George Board III, UPMC’s head of federal lobbying at the time of the fundraiser, spoke with me last month. Board said he regularly fielded requests for contributions from political campaigns. “We’d get phone calls from campaign headquarters” asking for contributions, or to distribute information about fundraisers, Board told me in September. He would pass the information around to others, but “we indicated there was certainly no pressure to contribute,” he said. Board officially retired from UPMC on Nov. 30, 2004.
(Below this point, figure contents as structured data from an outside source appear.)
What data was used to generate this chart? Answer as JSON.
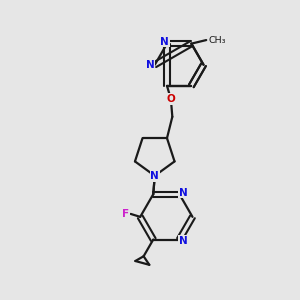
{
  "bg_color": "#e6e6e6",
  "bond_color": "#1a1a1a",
  "n_color": "#1010e0",
  "o_color": "#cc0000",
  "f_color": "#cc22cc",
  "text_color": "#1a1a1a",
  "lw": 1.6,
  "dlw": 1.5,
  "dgap": 0.09,
  "fs": 7.5,
  "figsize": [
    3.0,
    3.0
  ],
  "dpi": 100,
  "xlim": [
    0,
    10
  ],
  "ylim": [
    0,
    10
  ]
}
Federal law bars political activity sponsored or encouraged by a non-profit like UPMC, although its employees are free to contribute and volunteer time to political campaigns. Although the October fundraiser hosted only Specter donors who were UPMC doctors and executives, Board denied the organization itself ever engaged in prohibited activity. UMPC “never held fundraisers for candidates. . . we were quite uncomfortable doing that,” he told me.

In the fiscal 2005 Labor/Health/Education appropriations bill, UPMC and its subsidiaries received roughly $4 million, according to an analysis by Taxpayers for Common Sense. Specter chairs the Senate committee overseeing the bill. On Nov. 20, 2004 — less than three weeks after the election — the bill emerged from Congress, larded with UPMC’s earmarks.

“Obviously, the University of Pittsburgh Medical Center knows who butters their bread,” said Steve Ellis, vice president of Washington, D.C.-based Taxpayers for Common Sense, a nonpartisan spending watchdog. Stanley Brand, a congressional ethics expert and lawyer, cautioned that he saw no evidence of illegality in the UMPC bundle. “It’s become the way to have big influence with lawmakers in this post-reform age.”

Of course, a look at UPMC’s balance sheet shows that those $4 million in earmarks aren’t exactly the difference between success and failure. With revenues topping $5 billion annually, the not-for-profit has declared “excess revenue” — what a regular business might call ‘profit’ — of roughly $300 million a year for 2005 and 2006. Its CEO, Jeffrey Romoff, earns $2.4 million a year in salary and benefits.